The causes of desertification are numerous: land over-use, climate change, unsustainable irrigation practices, degradation of soil and so on. Here’s a BBC map – showing the human impact on deserts in 2000 and 2050. Interestingly, the UN Report points the finger of blame at climate change. You can get a copy of the UN Report here from the United Nations University site – pdf version entitled “Rethinking Policies to Cope with Desertification“.
New Statesman has news of another UN Report that highlights the rapid growth of the urban population in Africa – it will double in size to 742 million by 2030 and the result will be a dramatic increase in the number of teenagers living in extreme poverty. By 2030, 80 per cent of the world’s urban population will live in the developing world and 60 per cent will be under 18. This is consistent with what I’ve been reading about the world of the future: inhabited by a majority of young people living in less well-off circumstances. It’s referred to as the “youth bulge”.
The consequences of jam-packed megacities are obvious: squalor, infections and disease, lack of access perhaps to essential services, civil unrest and violent crime as people struggle to survive, fortress mini-cities existing side by side with slums and so on.

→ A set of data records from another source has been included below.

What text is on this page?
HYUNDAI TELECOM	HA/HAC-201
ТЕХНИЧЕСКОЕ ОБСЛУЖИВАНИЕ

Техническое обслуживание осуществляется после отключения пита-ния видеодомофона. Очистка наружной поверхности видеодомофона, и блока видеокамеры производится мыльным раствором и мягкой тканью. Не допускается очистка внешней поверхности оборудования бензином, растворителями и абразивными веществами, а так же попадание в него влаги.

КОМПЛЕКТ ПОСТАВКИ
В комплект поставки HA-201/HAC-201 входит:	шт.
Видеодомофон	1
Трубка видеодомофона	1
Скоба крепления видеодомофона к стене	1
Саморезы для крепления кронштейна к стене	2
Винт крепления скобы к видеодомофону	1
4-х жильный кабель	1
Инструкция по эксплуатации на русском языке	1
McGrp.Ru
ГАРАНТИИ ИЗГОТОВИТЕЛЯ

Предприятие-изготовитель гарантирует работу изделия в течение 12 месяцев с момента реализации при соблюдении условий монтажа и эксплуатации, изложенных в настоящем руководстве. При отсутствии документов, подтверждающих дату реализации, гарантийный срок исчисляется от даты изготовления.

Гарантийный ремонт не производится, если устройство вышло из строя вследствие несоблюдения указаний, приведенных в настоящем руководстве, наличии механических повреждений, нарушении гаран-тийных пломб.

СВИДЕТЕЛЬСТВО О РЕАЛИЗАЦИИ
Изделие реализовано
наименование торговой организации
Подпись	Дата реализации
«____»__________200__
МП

Without a solution to this problem and well-planned cities, there will be growing pressure on natural resources as the Earth herself struggles to cope with an expanded and demanding population. In East Africa, the average time spent waiting for water increased from 28 minutes each day in 1967 to 92 minutes a day in 1997 – how will the region cope when the population doubles in 20 or 30 years from now?
You can check out the full copy of the UN Report entitled “State of the World Population 2007: Unleashing the Potential of Urban Growth” here at the United Nations Population Fund site.